Monsieur 383 buts

Pro de 16 à 36 ans, l’ex-centre-avant turc explique que pour marquer sur le terrain et dans la vie, il vaut mieux toujours avoir une idée d’avance.

Rencontre avec Hakan Sukur, une légende vivante du football turc et européen, le Taureau du Bosphore, tout juste 38 ans. Une longévité exceptionnelle : en juin 2007, il marquait encore pour la Turquie en Bosnie en qualifications pour l’EURO 2008. Et en novembre 2007, il claquait son dernier but européen contre Panionios en Coupe de l’UEFA avec le club où il a le plus joué : Galatasaray (383m/228b en trois époques). Il avait débuté comme pro à 16 ans (comme Romelu Lukaku, tiens !) à Sakaryaspor et a tenu 20 ans !

On l’avait rencontré en mai dernier, avant la dernière finale de Coupe de l’UEFA, dans un restaurant d’Istanbul, lors d’une interview organisée par nos amis du journal sportif turc Fanatik.
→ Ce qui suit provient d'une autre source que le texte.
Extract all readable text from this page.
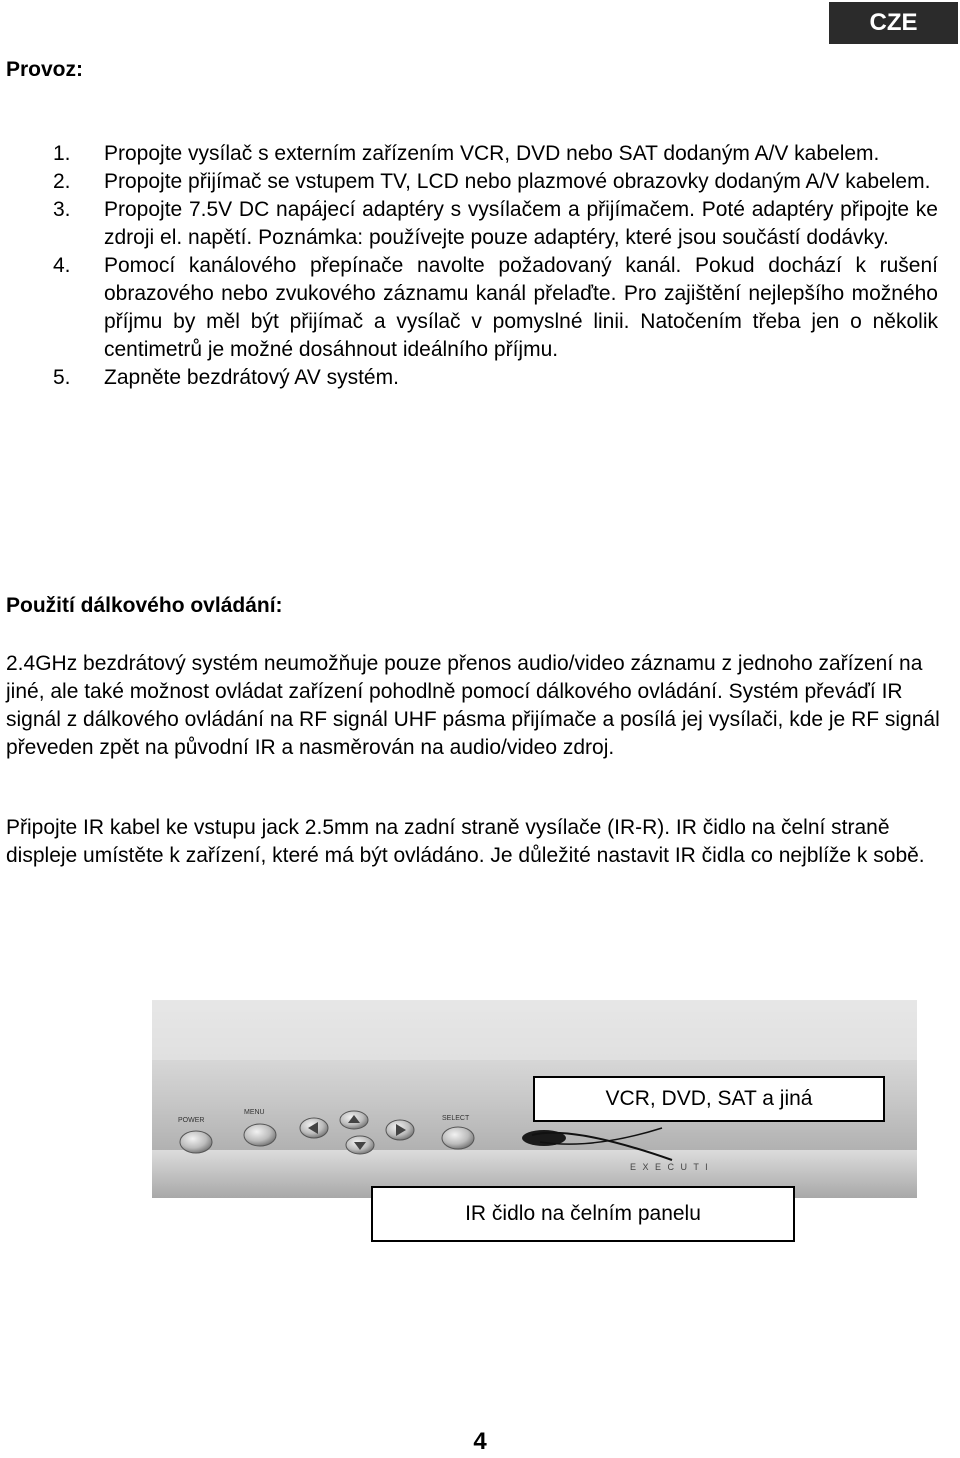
CZE
Provoz:
1. Propojte vysílač s externím zařízením VCR, DVD nebo SAT dodaným A/V kabelem.
2. Propojte přijímač se vstupem TV, LCD nebo plazmové obrazovky dodaným A/V kabelem.
3. Propojte 7.5V DC napájecí adaptéry s vysílačem a přijímačem. Poté adaptéry připojte ke zdroji el. napětí. Poznámka: používejte pouze adaptéry, které jsou součástí dodávky.
4. Pomocí kanálového přepínače navolte požadovaný kanál. Pokud dochází k rušení obrazového nebo zvukového záznamu kanál přelaďte. Pro zajištění nejlepšího možného příjmu by měl být přijímač a vysílač v pomyslné linii. Natočením třeba jen o několik centimetrů je možné dosáhnout ideálního příjmu.
5. Zapněte bezdrátový AV systém.
Použití dálkového ovládání:

2.4GHz bezdrátový systém neumožňuje pouze přenos audio/video záznamu z jednoho zařízení na jiné, ale také možnost ovládat zařízení pohodlně pomocí dálkového ovládání. Systém převáďí IR signál z dálkového ovládání na RF signál UHF pásma přijímače a posílá jej vysílači, kde je RF signál převeden zpět na původní IR a nasměrován na audio/video zdroj.

Připojte IR kabel ke vstupu jack 2.5mm na zadní straně vysílače (IR-R). IR čidlo na čelní straně displeje umístěte k zařízení, které má být ovládáno. Je důležité nastavit IR čidla co nejblíže k sobě.

POWER
MENU
SELECT
E X E C U T I
VCR, DVD, SAT a jiná
IR čidlo na čelním panelu
4
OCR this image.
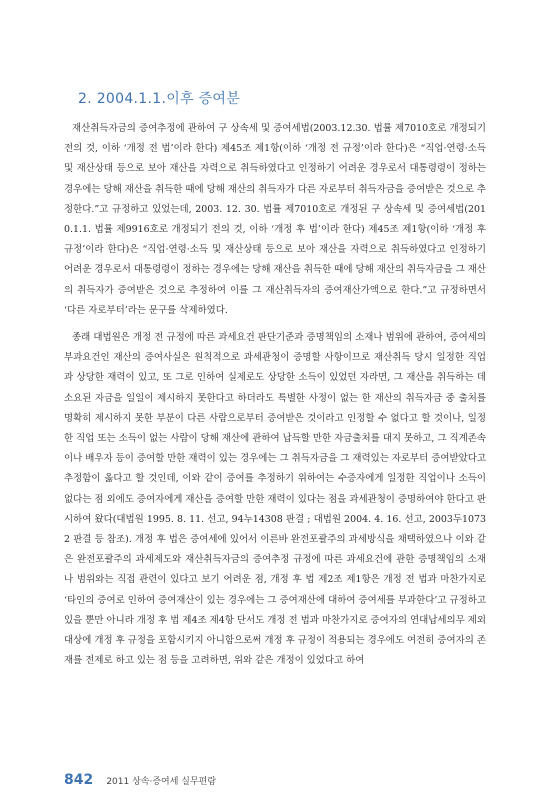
2. 2004.1.1.이후 증여분

재산취득자금의 증여추정에 관하여 구 상속세 및 증여세법(2003.12.30. 법률 제7010호로 개정되기 전의 것, 이하 ‘개정 전 법’이라 한다) 제45조 제1항(이하 ‘개정 전 규정’이라 한다)은 “직업·연령·소득 및 재산상태 등으로 보아 재산을 자력으로 취득하였다고 인정하기 어려운 경우로서 대통령령이 정하는 경우에는 당해 재산을 취득한 때에 당해 재산의 취득자가 다른 자로부터 취득자금을 증여받은 것으로 추정한다.”고 규정하고 있었는데, 2003. 12. 30. 법률 제7010호로 개정된 구 상속세 및 증여세법(2010.1.1. 법률 제9916호로 개정되기 전의 것, 이하 ‘개정 후 법’이라 한다) 제45조 제1항(이하 ‘개정 후 규정’이라 한다)은 “직업·연령·소득 및 재산상태 등으로 보아 재산을 자력으로 취득하였다고 인정하기 어려운 경우로서 대통령령이 정하는 경우에는 당해 재산을 취득한 때에 당해 재산의 취득자금을 그 재산의 취득자가 증여받은 것으로 추정하여 이를 그 재산취득자의 증여재산가액으로 한다.”고 규정하면서 ‘다른 자로부터’라는 문구를 삭제하였다.

종래 대법원은 개정 전 규정에 따른 과세요건 판단기준과 증명책임의 소재나 범위에 관하여, 증여세의 부과요건인 재산의 증여사실은 원칙적으로 과세관청이 증명할 사항이므로 재산취득 당시 일정한 직업과 상당한 재력이 있고, 또 그로 인하여 실제로도 상당한 소득이 있었던 자라면, 그 재산을 취득하는 데 소요된 자금을 일일이 제시하지 못한다고 하더라도 특별한 사정이 없는 한 재산의 취득자금 중 출처를 명확히 제시하지 못한 부분이 다른 사람으로부터 증여받은 것이라고 인정할 수 없다고 할 것이나, 일정한 직업 또는 소득이 없는 사람이 당해 재산에 관하여 납득할 만한 자금출처를 대지 못하고, 그 직계존속이나 배우자 등이 증여할 만한 재력이 있는 경우에는 그 취득자금을 그 재력있는 자로부터 증여받았다고 추정함이 옳다고 할 것인데, 이와 같이 증여를 추정하기 위하여는 수증자에게 일정한 직업이나 소득이 없다는 점 외에도 증여자에게 재산을 증여할 만한 재력이 있다는 점을 과세관청이 증명하여야 한다고 판시하여 왔다(대법원 1995. 8. 11. 선고, 94누14308 판결 ; 대법원 2004. 4. 16. 선고, 2003두10732 판결 등 참조). 개정 후 법은 증여세에 있어서 이른바 완전포괄주의 과세방식을 채택하였으나 이와 같은 완전포괄주의 과세제도와 재산취득자금의 증여추정 규정에 따른 과세요건에 관한 증명책임의 소재나 범위와는 직접 관련이 있다고 보기 어려운 점, 개정 후 법 제2조 제1항은 개정 전 법과 마찬가지로 ‘타인의 증여로 인하여 증여재산이 있는 경우에는 그 증여재산에 대하여 증여세를 부과한다’고 규정하고 있을 뿐만 아니라 개정 후 법 제4조 제4항 단서도 개정 전 법과 마찬가지로 증여자의 연대납세의무 제외 대상에 개정 후 규정을 포함시키지 아니함으로써 개정 후 규정이 적용되는 경우에도 여전히 증여자의 존재를 전제로 하고 있는 점 등을 고려하면, 위와 같은 개정이 있었다고 하여

842 2011 상속·증여세 실무편람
Hakan est arrivé décontracté, à l’heure et en pleine forme. Pas rasé (c’est mode), mocassins de daim et une simple chemise par-dessus le jeans ; et en famille (madame, deux filles et un garçon qui sont directement partis à une autre table). Il restera longtemps avec nous avant de la rejoindre, ne mégotant pas sur son temps. La classe ! Il pèse au bas mot 30 millions d’euros mais n’est pas snob pour une livre turque.

 » On a le temps, je passe de toute manière énormément de temps en famille « , commença-t-il par dire sans la moindre trace d’ironie machiste.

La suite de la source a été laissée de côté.